Ce roman mouvementé, bruissant de l'assaut des abordages ou du chant des fontaines dans les vasques des patios, plonge le lecteur dans une époque où la vie et la mort s'empoignent sauvagement.
Ce roman mouvementé, bruissant de l'assaut des abordages ou du chant des fontaines dans les vasques des patios, plonge le lecteur dans une époque où la vie et la mort s'empoignent sauvagement.
Tout au long d'une nuit parfumée, un vieux corsaire algérois se remémore les étapes de son existence. Leur déroulement chronologique constitue la trame de ce roman de Corinne Chevallier et coïncide avec l'essor d'Alger qui, sous la protection des frères Barberousse, alliés aux Kabyles et aux Jijéliens, puis sous celle de l'empire ottoman, devient «en l'espace d'une vie d'homme» une ville florissante et la capitale du pays. Ce roman mouvementé, bruissant de l'assaut des abordages ou du chant des fontaines dans les vasques des patios, plonge le lecteur dans une époque où la vie et la mort s'empoignent sauvagement.
Car c'est dans le sang des combats pour le pouvoir et les richesses qui mettent aux prises l'occident chrétien et l'empire ottoman à travers l'affrontement de leurs forces navales et militaires et la résistance de leurs populations civiles. C'est sur cette page sanglante de l'histoire de l'humanité que s'inscrit le destin d'Alger. Au lendemain de la chute de Grenade en 1492, l'Espagne toute puissante poursuit sa reconquista jusque sur les côtes du Maghreb où l'inquisition n'hésite pas à persécuter les musulmans, les juifs et même les chrétiens. Dans un violent contexte de guerre sainte, les Andalous se réfugient au Maghreb, aidés par le grand navigateur Aroudj qui a répondu à l'appel au secours des Jijéliens en butte à l'occupation génoise depuis le 13e siècle. Humiliés par les Espagnols qui construisent une forteresse, le Penon, sur un des îlots qui entourent la ville et contrôlent ainsi son accès par voie maritime, les Algérois poussés par les réfugiés andalous et ceux de leurs notables qui ont à cœur l'autonomie de leur cité vont à leur tour envoyer leurs représentants à Jijel. C'est à partir de ce vieux centre urbain que les frères Barberousse organisent des razzias victorieuses sur les côtes européennes et rapatrient les réfugiés andalous par milliers.

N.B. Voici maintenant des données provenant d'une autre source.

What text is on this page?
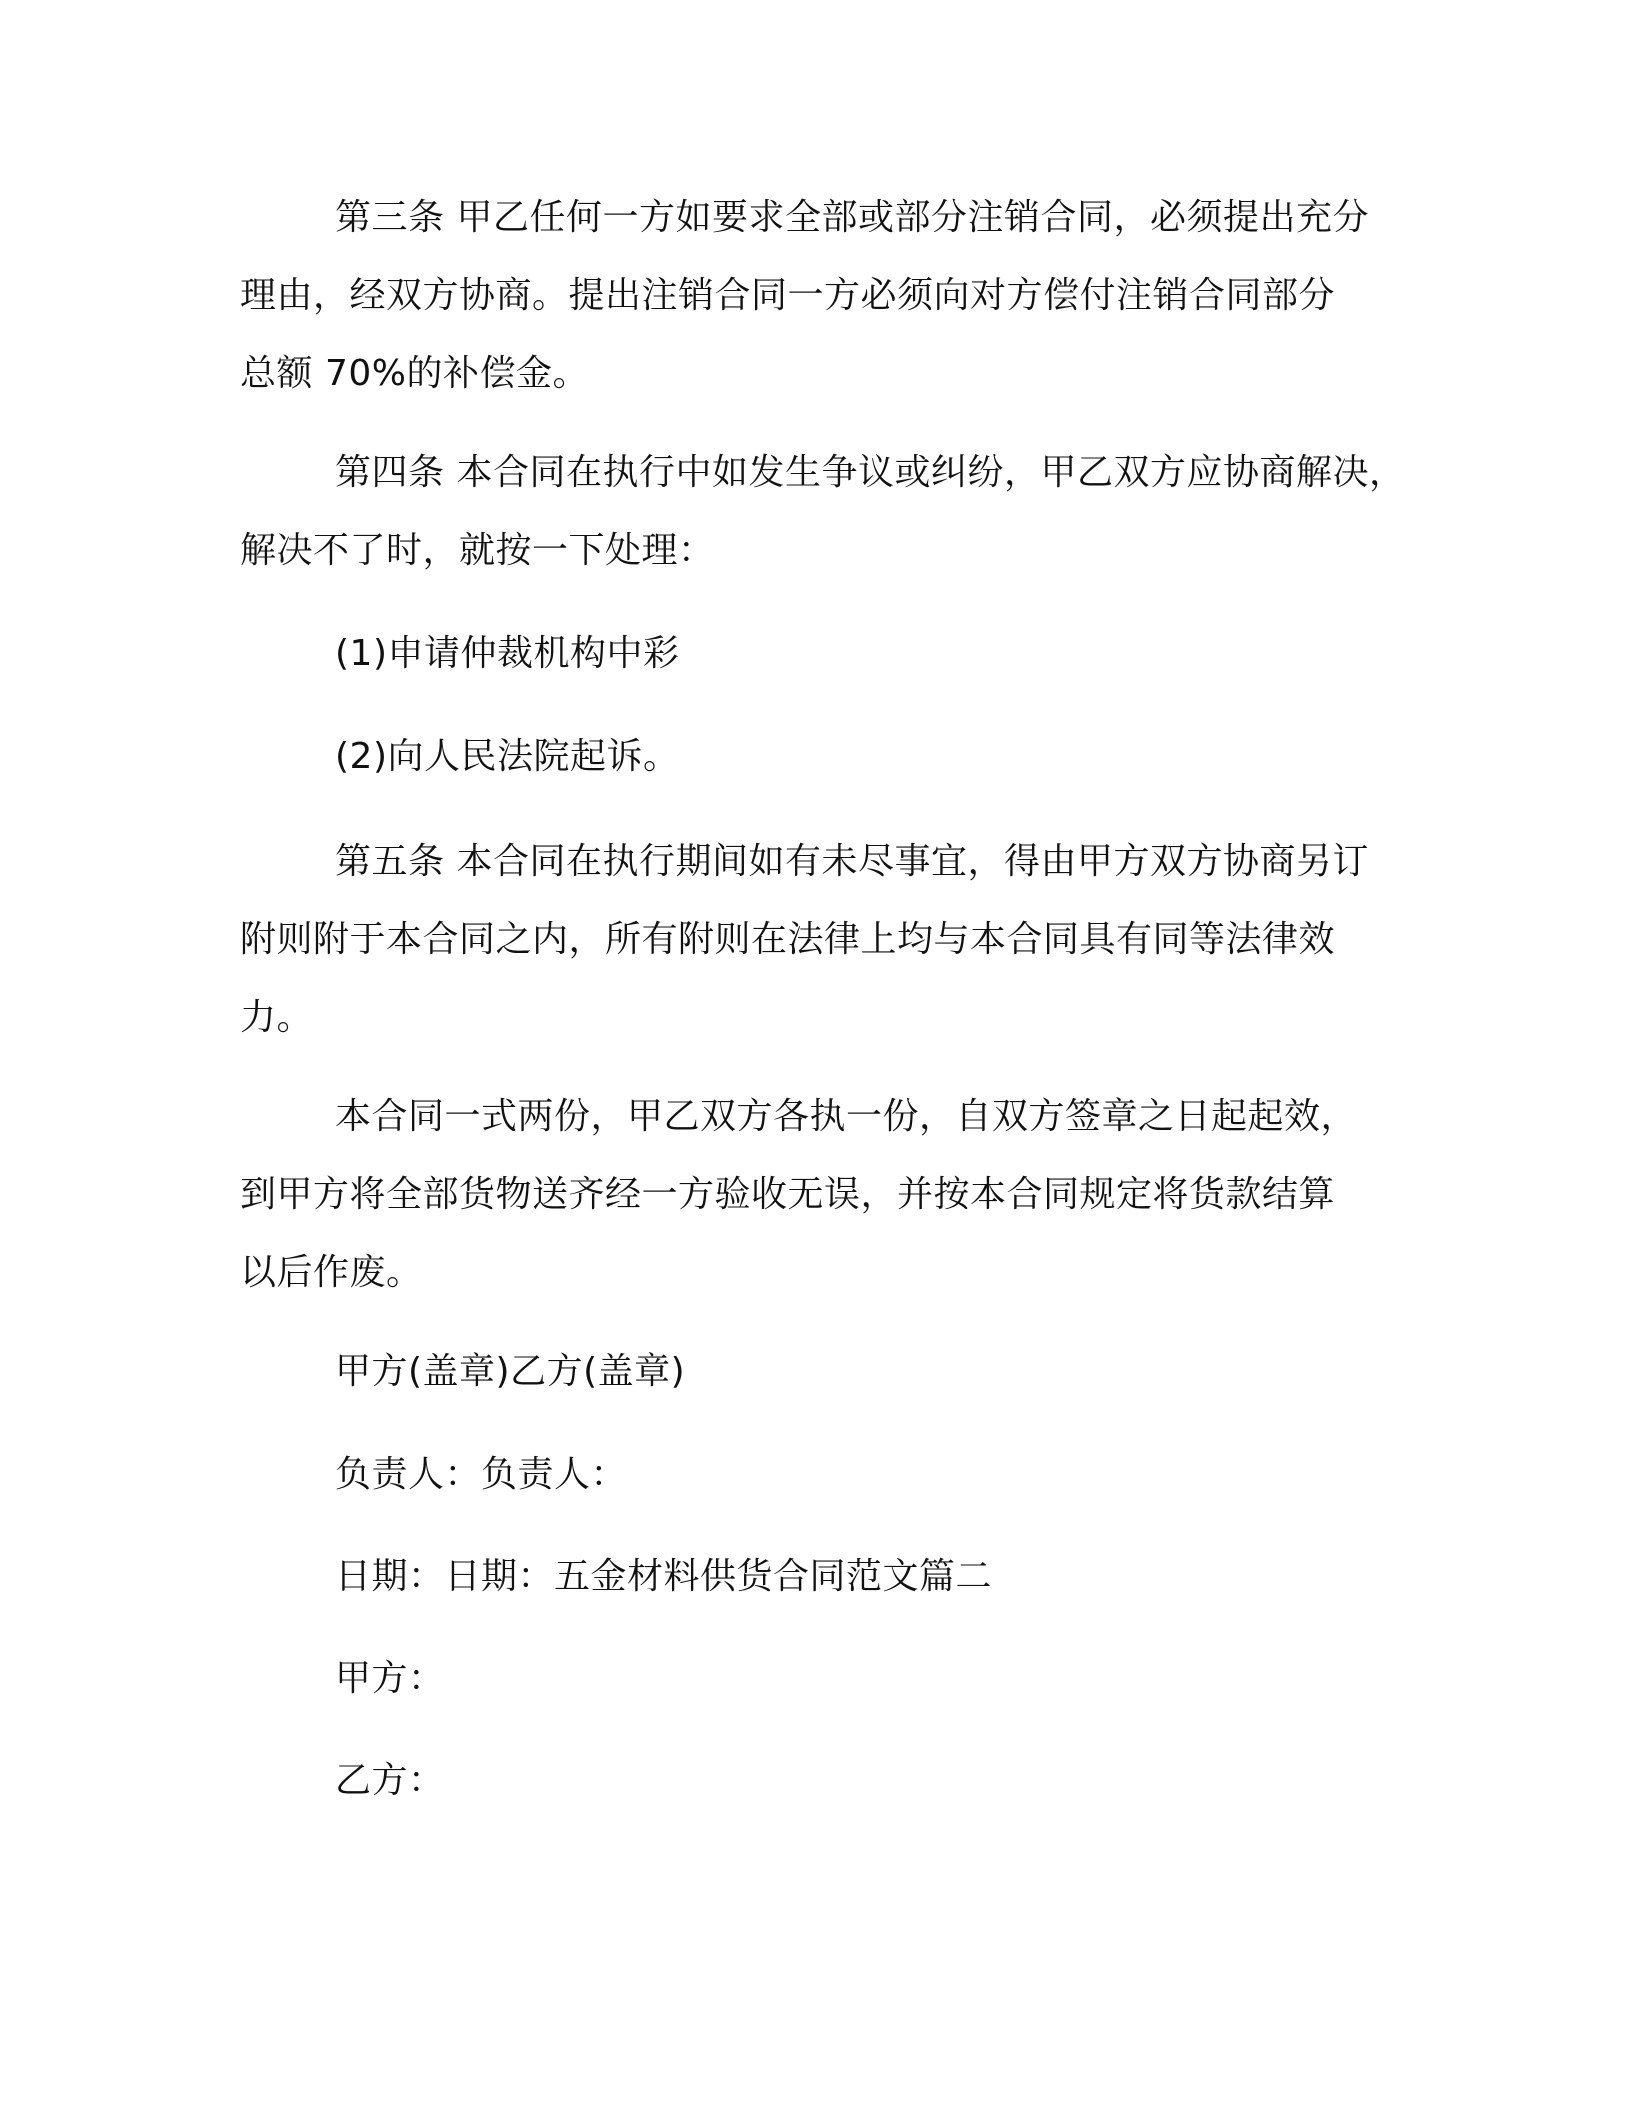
第三条 甲乙任何一方如要求全部或部分注销合同，必须提出充分
理由，经双方协商。提出注销合同一方必须向对方偿付注销合同部分
总额 70%的补偿金。
第四条 本合同在执行中如发生争议或纠纷，甲乙双方应协商解决，
解决不了时，就按一下处理：
(1)申请仲裁机构中彩
(2)向人民法院起诉。
第五条 本合同在执行期间如有未尽事宜，得由甲方双方协商另订
附则附于本合同之内，所有附则在法律上均与本合同具有同等法律效
力。
本合同一式两份，甲乙双方各执一份，自双方签章之日起起效，
到甲方将全部货物送齐经一方验收无误，并按本合同规定将货款结算
以后作废。
甲方(盖章)乙方(盖章)
负责人：负责人：
日期：日期：五金材料供货合同范文篇二
甲方：
乙方：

Le roman qui débute en 1510 et s'achève en 1571 a comme sujet le destin d'Alger, dont l'auteure est profondément éprise : «Cette histoire, c'est l'histoire de ma ville natale. Les souvenirs de mon héros vieillissant ne sont prétextes qu'à rappeler le temps où entraînés par Kheir-ed-din, les corsaires algérois se sont imposés en Méditerrannée, marquant ainsi le début de ce que Fernand Braudel a pu appeler «la prodigieuse fortune d'Alger».

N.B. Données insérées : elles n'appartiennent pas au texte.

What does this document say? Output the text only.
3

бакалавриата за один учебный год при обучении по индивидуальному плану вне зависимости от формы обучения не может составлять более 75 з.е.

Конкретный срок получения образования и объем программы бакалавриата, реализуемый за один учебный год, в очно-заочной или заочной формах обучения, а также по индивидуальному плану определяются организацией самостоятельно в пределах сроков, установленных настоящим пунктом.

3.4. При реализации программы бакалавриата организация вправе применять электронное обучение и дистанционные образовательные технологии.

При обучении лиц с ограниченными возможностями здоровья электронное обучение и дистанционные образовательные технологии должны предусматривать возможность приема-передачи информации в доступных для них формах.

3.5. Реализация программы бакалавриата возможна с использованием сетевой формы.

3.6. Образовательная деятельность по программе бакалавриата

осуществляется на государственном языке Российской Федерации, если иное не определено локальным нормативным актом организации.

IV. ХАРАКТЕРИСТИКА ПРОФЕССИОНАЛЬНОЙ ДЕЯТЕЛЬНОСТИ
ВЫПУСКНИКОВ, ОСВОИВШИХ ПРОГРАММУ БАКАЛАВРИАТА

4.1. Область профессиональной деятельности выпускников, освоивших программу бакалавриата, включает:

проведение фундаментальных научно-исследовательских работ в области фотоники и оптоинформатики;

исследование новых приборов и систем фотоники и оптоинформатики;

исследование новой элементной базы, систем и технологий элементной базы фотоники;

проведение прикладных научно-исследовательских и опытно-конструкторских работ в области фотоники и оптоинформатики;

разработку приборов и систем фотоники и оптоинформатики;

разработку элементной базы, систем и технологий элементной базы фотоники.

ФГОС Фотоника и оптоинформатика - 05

L'auteure emprunte tour à tour le regard de son héros, Djabir Ibn Youssef Et-Thaâlibi, héritier de l'illustre famille des Thaâliba qui gouvernait la ville à l'arrivée des frères Barberousse ou celui de François, un captif français qui a fui la justice de son pays après avoir assassiné son rival.

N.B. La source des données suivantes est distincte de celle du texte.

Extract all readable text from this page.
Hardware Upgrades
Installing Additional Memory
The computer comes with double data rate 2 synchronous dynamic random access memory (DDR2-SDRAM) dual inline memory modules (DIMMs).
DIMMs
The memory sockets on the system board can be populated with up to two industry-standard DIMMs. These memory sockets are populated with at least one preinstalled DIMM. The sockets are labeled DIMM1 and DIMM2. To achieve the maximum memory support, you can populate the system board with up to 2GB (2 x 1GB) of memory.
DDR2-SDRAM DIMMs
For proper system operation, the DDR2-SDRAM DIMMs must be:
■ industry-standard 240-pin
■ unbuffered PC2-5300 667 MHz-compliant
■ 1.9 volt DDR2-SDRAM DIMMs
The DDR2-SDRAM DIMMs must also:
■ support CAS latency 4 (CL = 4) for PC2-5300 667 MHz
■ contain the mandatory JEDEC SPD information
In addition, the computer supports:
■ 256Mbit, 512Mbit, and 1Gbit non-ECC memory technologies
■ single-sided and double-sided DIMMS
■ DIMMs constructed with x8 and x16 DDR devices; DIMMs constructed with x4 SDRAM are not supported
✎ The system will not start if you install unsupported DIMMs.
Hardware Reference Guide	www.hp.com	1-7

Le roman qui débute par un prologue où le héros parle à la première personne devient un récit où le narrateur, comme en voix off, interpelle son héros en lui enjoignant de se rappeler tous les tournants de son existence mouvementée au service de sa ville et de sa foi. «Rappelle-toi, Jabir Ibn Youssef Thaâlibi ! C'est à ce moment précis qu'est née ta passion pour ta ville natale…Tu étais si jeune encore…Tu ne comprenais pas très bien ce qui vous menaçait. Mais tu savais déjà qu'il fallait se battre puisque El-Djezair était en danger.» Cette prise de conscience du héros se fait lorsque malgré son très jeune âge, son père lui confie son désaccord avec les notables de la ville qui, sous l'autorité de Sélim Et-Toumi, ont décidé de négocier avec les Espagnols au lieu de défendre la petite ville portuaire. C'est que, selon le récit rigoureusement documenté, les Algérois sont peu préparés à se défendre face à la puissance ibérique.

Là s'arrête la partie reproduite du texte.